Poesía callejera

Raphael de la ghetto

gmaps Pokhara
gmaps Pokhara

Alabadas sean gmaps y Maps.me (app de mapas offline que funciona genial sólo con gps, gracias primo por la recomendación).

Ambas nos salvaron el culo a la hora de poder localizar con tiempo prácticamente cualquier sitio y lanzarnos a desgastar las suelas de nuestras zapatillas recorriendo hasta la esquina más recóndita.

Y ya fuera pateándonos las calles o disfrutando de las vistas desde algún café bar, en Pokhara tuvimos múltiples ocasiones de quedarnos con retazos de varios de los poetas urbanos improvisados.

Resultaba curioso encontrarte con esas frases que reflexionan sobre la condición humana rodeados del contraste que supone el empuje turístico que la ciudad parece buscar de manera desaforada, y la falta de infraestructura.

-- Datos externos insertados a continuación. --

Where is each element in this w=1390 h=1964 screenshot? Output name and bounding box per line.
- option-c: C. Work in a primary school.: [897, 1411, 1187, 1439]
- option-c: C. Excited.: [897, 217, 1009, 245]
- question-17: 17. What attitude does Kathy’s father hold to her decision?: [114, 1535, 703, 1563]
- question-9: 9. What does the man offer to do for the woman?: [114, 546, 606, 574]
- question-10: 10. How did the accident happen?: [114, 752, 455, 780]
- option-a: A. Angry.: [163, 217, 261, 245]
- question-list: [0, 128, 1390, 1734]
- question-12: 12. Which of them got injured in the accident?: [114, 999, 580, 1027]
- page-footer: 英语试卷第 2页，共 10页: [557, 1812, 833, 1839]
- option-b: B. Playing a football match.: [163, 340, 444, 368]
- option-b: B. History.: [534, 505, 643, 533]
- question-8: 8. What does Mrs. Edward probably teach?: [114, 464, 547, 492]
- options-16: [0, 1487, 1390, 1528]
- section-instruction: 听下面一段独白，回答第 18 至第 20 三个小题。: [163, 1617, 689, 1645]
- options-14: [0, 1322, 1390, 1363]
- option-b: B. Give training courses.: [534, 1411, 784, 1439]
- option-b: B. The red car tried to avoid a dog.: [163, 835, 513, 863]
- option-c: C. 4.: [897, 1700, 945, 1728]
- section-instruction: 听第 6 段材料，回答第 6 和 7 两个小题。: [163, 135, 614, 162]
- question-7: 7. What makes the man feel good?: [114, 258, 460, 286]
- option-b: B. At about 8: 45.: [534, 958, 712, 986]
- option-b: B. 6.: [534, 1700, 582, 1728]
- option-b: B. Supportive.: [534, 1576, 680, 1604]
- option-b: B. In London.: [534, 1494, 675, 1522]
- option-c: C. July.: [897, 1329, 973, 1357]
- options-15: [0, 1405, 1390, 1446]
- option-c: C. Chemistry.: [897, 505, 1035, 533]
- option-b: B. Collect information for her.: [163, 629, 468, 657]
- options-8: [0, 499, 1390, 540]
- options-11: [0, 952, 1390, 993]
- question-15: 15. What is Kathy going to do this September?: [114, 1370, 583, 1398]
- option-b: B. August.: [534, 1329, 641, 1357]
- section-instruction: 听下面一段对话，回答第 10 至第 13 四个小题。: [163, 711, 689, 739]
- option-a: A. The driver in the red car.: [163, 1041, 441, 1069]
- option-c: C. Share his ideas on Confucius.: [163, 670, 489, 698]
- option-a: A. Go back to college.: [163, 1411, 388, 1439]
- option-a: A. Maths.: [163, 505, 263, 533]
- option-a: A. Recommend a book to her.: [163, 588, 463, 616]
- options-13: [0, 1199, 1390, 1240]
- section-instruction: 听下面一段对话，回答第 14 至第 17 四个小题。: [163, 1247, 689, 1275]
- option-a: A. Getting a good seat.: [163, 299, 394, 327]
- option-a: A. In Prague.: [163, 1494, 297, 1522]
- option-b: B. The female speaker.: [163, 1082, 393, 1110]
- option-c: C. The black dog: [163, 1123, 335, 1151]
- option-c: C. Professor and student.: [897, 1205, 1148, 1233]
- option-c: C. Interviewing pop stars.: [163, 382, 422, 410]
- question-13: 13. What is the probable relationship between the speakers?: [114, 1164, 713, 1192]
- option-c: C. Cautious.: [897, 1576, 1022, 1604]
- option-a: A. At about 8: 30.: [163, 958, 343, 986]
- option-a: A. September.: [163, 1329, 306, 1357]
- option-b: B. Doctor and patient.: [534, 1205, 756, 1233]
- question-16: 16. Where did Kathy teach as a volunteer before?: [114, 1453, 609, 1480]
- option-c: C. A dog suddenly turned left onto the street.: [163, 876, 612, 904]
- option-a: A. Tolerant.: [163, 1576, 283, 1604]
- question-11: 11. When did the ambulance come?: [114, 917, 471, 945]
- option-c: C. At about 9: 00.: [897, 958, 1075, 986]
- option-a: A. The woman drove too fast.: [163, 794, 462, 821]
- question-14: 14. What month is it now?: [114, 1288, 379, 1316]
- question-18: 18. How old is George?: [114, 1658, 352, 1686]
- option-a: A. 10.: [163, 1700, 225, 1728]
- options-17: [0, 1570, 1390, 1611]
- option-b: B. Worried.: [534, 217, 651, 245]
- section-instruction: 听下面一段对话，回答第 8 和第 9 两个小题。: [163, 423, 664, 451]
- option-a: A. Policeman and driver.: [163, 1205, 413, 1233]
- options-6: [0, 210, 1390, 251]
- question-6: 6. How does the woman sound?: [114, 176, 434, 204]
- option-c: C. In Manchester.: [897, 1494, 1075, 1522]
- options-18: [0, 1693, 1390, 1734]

Unas calles que daban cuenta de una recogida de basuras poco menos que desaparecida en combate y de cierta sensación de dejadez generalizada en algunos servicios que aquí damos por sentado.

Poesía callejera
Poesía callejera

También paseando por Kathmandú y Phnom Penh, de las que iré hablando más adelante, podías encontrarte pequeñas grandes piezas de arte en forma de graffitis sobre paredes que parecieran estar esperando un estornudo para derrumbarse.

Paredes que en ocasiones daban cobijo a personas en riesgo de exclusión social o que formaban parte de barrios en los que resulta patente la brecha en la distribución de riqueza y la falta de políticas que lo corrijan (mucho más pronunciado en Camboya que en Nepal).

No es algo que no veamos aquí mismo también, de cerca. Para muestra un botón, muy grande, con la manifestación esta mañana de miles de jubilados por las calles de las principales ciudades españolas reclamando pensiones dignas.